Previously, model-based RL has been supported. The model-based specific logic was implemented in dynamics side. This approach enabled us to combine model-based algorithms with arbitrary model-free algorithms. However, this requires complex designs to implement the recent model-based RL. So, the dynamics interface was refactored and the MOPO is the first algorithm to show how d3rlpy supports model-based RL algorithms.

# train dynamics model
from d3rlpy.datasets import get_pendulum
from d3rlpy.dynamics import ProbabilisticEnsembleDynamics
from d3rlpy.metrics.scorer import dynamics_observation_prediction_error_scorer
from d3rlpy.metrics.scorer import dynamics_reward_prediction_error_scorer
from d3rlpy.metrics.scorer import dynamics_prediction_variance_scorer
from sklearn.model_selection import train_test_split

dataset, _ = get_pendulum()

train_episodes, test_episodes = train_test_split(dataset)

dynamics = d3rlpy.dynamics.ProbabilisticEnsembleDynamics(learning_rate=1e-4, use_gpu=True)

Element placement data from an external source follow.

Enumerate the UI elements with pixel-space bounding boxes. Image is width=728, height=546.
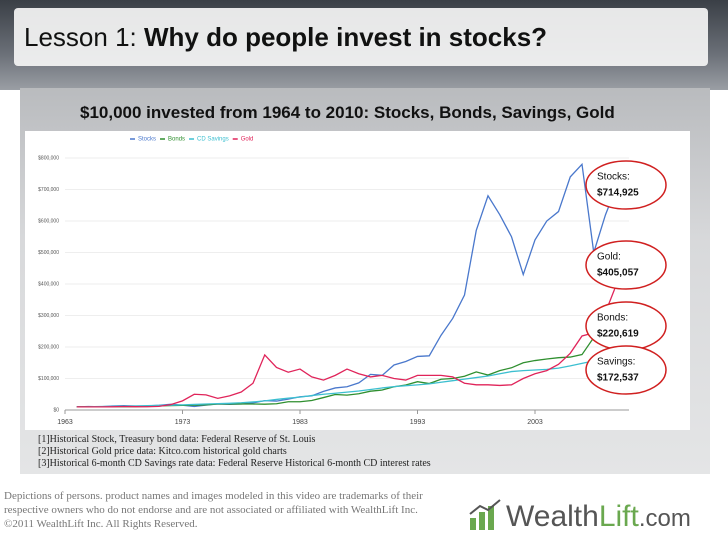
callout-value: $220,619	[597, 329, 639, 340]
y-tick-label: $700,000	[38, 187, 59, 193]
x-tick-label: 2003	[527, 419, 543, 426]
x-tick-label: 1973	[175, 419, 191, 426]
logo-icon	[469, 499, 501, 530]
disclaimer: respective owners who do not endorse and…	[4, 504, 418, 516]
legend-label: Stocks	[138, 137, 156, 143]
slide-title: Lesson 1: Why do people invest in stocks…	[24, 22, 547, 53]
callout-value: $172,537	[597, 373, 639, 384]
callout-value: $714,925	[597, 188, 639, 199]
y-tick-label: $100,000	[38, 376, 59, 382]
y-tick-label: $600,000	[38, 218, 59, 224]
series-line	[76, 282, 618, 408]
chart-title: $10,000 invested from 1964 to 2010: Stoc…	[80, 103, 615, 122]
legend-label: Gold	[241, 137, 254, 143]
disclaimer: ©2011 WealthLift Inc. All Rights Reserve…	[4, 518, 198, 530]
lesson: Lesson 1:	[24, 22, 137, 52]
x-tick-label: 1963	[57, 419, 73, 426]
callout-value: $405,057	[597, 268, 639, 279]
disclaimer: Depictions of persons. product names and…	[4, 490, 423, 502]
y-tick-label: $0	[53, 407, 59, 413]
y-tick-label: $800,000	[38, 155, 59, 161]
y-tick-label: $400,000	[38, 281, 59, 287]
callout-oval	[585, 240, 667, 290]
callout-label: Gold:	[597, 252, 621, 263]
callout-label: Stocks:	[597, 172, 630, 183]
logo-text: Lift	[598, 500, 639, 533]
legend-label: Bonds	[168, 137, 185, 143]
x-tick-label: 1983	[292, 419, 308, 426]
title: Why do people invest in stocks?	[143, 22, 548, 52]
callout-oval	[585, 160, 667, 210]
title-box	[14, 8, 708, 66]
footnote: [2]Historical Gold price data: Kitco.com…	[38, 446, 287, 457]
callout-label: Bonds:	[597, 313, 628, 324]
callout-oval	[585, 301, 667, 351]
callout-oval	[585, 345, 667, 395]
footnote: [1]Historical Stock, Treasury bond data:…	[38, 434, 316, 445]
y-tick-label: $200,000	[38, 344, 59, 350]
legend-label: CD Savings	[197, 137, 229, 143]
y-tick-label: $300,000	[38, 313, 59, 319]
logo-text: .com	[638, 505, 691, 532]
logo-text: Wealth	[506, 500, 599, 533]
callout-label: Savings:	[597, 357, 635, 368]
footnote: [3]Historical 6-month CD Savings rate da…	[38, 458, 431, 469]
chart-background	[25, 131, 690, 430]
x-tick-label: 1993	[410, 419, 426, 426]
y-tick-label: $500,000	[38, 250, 59, 256]
logo: WealthLift.com	[506, 500, 691, 534]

dynamics.fit(train_episodes,
             eval_episodes=test_episodes,
             n_epochs=100,
             scorers={
                'observation_error': dynamics_observation_prediction_error_scorer,
                'reward_error': dynamics_reward_prediction_error_scorer,
                'variance': dynamics_prediction_variance_scorer,
             })

# train Model-based RL algorithm
from d3rlpy.algos import MOPO

# give mopo as generator argument.
mopo = MOPO(dynamics=dynamics)

mopo.fit(dataset, n_steps=100000)

enhancements

  • fitter method has been implemented (thanks @jamartinh )
  • tensorboard_dir repleces tensorboard flag at fit method (thanks @navidmdn )
  • show warning messages when the unused arguments are passed
  • show comprehensive error messages when action-space is not compatible
  • fit method accepts MDPDataset object
  • dropout option has been implemented in encoders
  • add appropriate __repr__ methods to show pretty outputs when print(algo)
  • metrics collection is refactored

bugfix

  • fix core dumped errors by fixing numpy version
  • fix CQL backup